I used netperf benchmark with the next commands:
server side:
netserver -4 -v -d -N -p
client side:
netperf -H -p -l 60 -T 1,1 -t TCP_RR
And I received the results:
MIGRATED TCP REQUEST/RESPONSE TEST from 0.0.0.0 (0.0.0.0) port 0 AF_INET to 10.0.0.28 () port 0 AF_INET : demo : first burst 0 : cpu bind
Local /Remote
Socket Size Request Resp. Elapsed Trans.
Send Recv Size Size Time Rate
bytes Bytes bytes bytes secs. per sec
16384 131072 1 1 60.00 9147.83
16384 131072
But when I changed the client to single CPU (same machine) by adding "maxcpus=1 nr_cpus=1" to kernel command line.
And I ran the next command:
netperf -H -p -l 60 -t TCP_RR
I received the next results:
MIGRATED TCP REQUEST/RESPONSE TEST from 0.0.0.0 (0.0.0.0) port 0 AF_INET to 10.0.0.28 () port 0 AF_INET : demo : first burst 0 : cpu bind
Local /Remote
Socket Size Request Resp. Elapsed Trans.
Send Recv Size Size Time Rate
bytes Bytes bytes bytes secs. per sec
16384 131072 1 1 60.00 10183.33
16384 131072
Q: I don’t understand how the performance has been improved when I decreased the CPUs number from 64 to 1 CPU?
Some technique information: I used Standard_L64s_v3 instance type of Azure; OS: sles:15:sp2
2
Answers
• The ‘netperf’ utility command executed by you on the client side is as follows and is the same after changing the number of CPUs on the client side but you can see an improvement in performance after decreasing the number of vCPUs on the client VM: –
The above command implies that you want to test the network connectivity performance between the host ‘Server’ and ‘Client’ for TCP Request/Response and get the results in a default directory path where pipes will be created for a period of 60 seconds.
• The CPU utilization measurement mechanism uses ‘proc/stat’ on Linux OS to record the time spent for such command executions. The code for this mechanism can be found in ‘src/netcpu_procstat.c’. Thus, you can check the configuration file accordingly.
Also, the CPU utilization mechanism in a virtual guest environment, i.e., a virtual machine may not reflect the actual utilization as in a bare metal environment because much of the networking processing happens outside the context of the virtual machine. Thus, as per the below documentation link by Hewlett-Packard: –
https://hewlettpackard.github.io/netperf/doc/netperf.html
As a result, I would suggest you rely on other monitoring tools available in Azure, i.e., Azure Monitor, Application insights, etc.
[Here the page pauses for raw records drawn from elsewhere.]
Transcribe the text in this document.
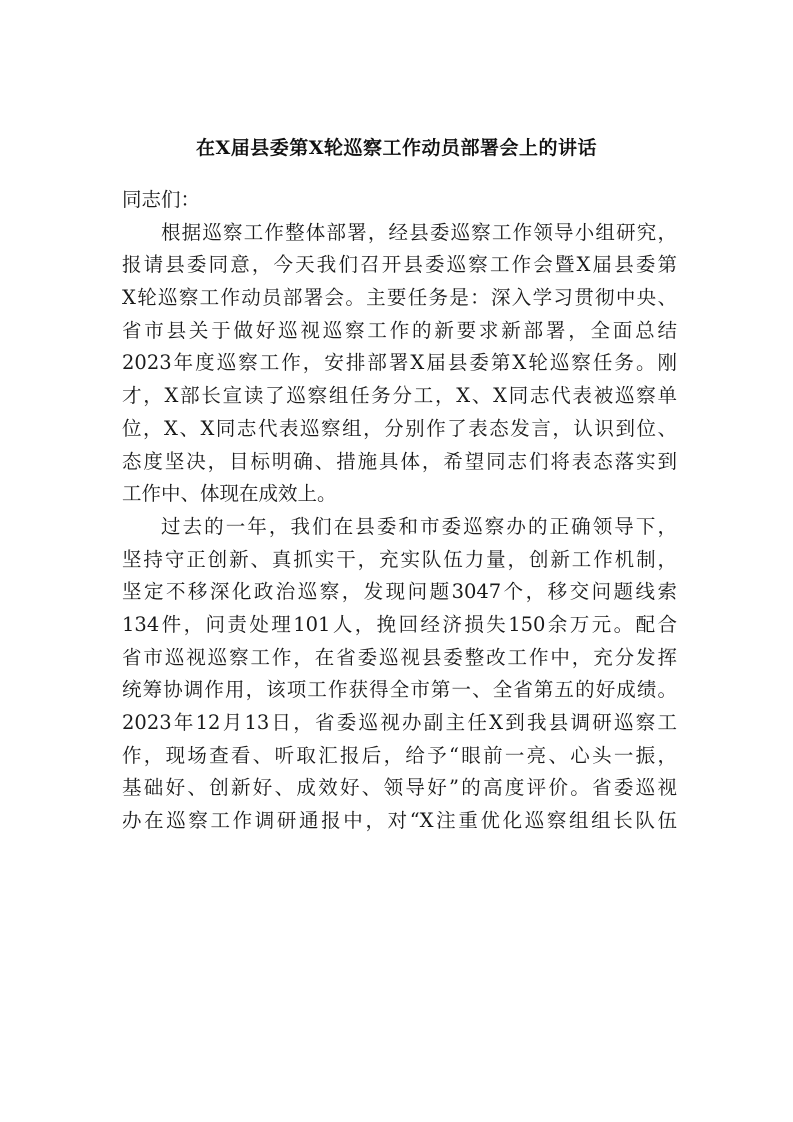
在X届县委第X轮巡察工作动员部署会上的讲话
同志们：
根据巡察工作整体部署，经县委巡察工作领导小组研究，
报请县委同意，今天我们召开县委巡察工作会暨X届县委第
X轮巡察工作动员部署会。主要任务是：深入学习贯彻中央、
省市县关于做好巡视巡察工作的新要求新部署，全面总结
2023年度巡察工作，安排部署X届县委第X轮巡察任务。刚
才，X部长宣读了巡察组任务分工，X、X同志代表被巡察单
位，X、X同志代表巡察组，分别作了表态发言，认识到位、
态度坚决，目标明确、措施具体，希望同志们将表态落实到
工作中、体现在成效上。
过去的一年，我们在县委和市委巡察办的正确领导下，
坚持守正创新、真抓实干，充实队伍力量，创新工作机制，
坚定不移深化政治巡察，发现问题3047个，移交问题线索
134件，问责处理101人，挽回经济损失150余万元。配合
省市巡视巡察工作，在省委巡视县委整改工作中，充分发挥
统筹协调作用，该项工作获得全市第一、全省第五的好成绩。
2023年12月13日，省委巡视办副主任X到我县调研巡察工
作，现场查看、听取汇报后，给予“眼前一亮、心头一振，
基础好、创新好、成效好、领导好”的高度评价。省委巡视
办在巡察工作调研通报中，对“X注重优化巡察组组长队伍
Looking more closely at your netperf command line:
netperf -H -p -l 60 -T 1,1 -t TCP_RR
The -H option expects to take a hostname as an argument. And the -p option expects to take a port number as an argument. As written the "-p" will be interpreted as a hostname. And when I tried it at least will fail. I assume you’ve omitted some of the command line?
The -T option will bind where netperf and netserver will run (in this case on vCPU 1 on the netperf side and vCPU 1 on the netserver side) but it will not necessarily control where at least some of the network stack processing will take place. So, in your 64-vCPU setup, the interrupts for the networking traffic and perhaps the stack will run on a different vCPU. In your 1-vCPU setup, everything will be on the one vCPU. It is quite conceivable you are seeing the effects of cache-to-cache transfers in the 64-vCPU case leading to lower transaction/s rates.
Going to multi-processor will increase aggregate performance, but it will not necessarily increase single thread/stream performance. And single thread/stream performance can indeed degrade.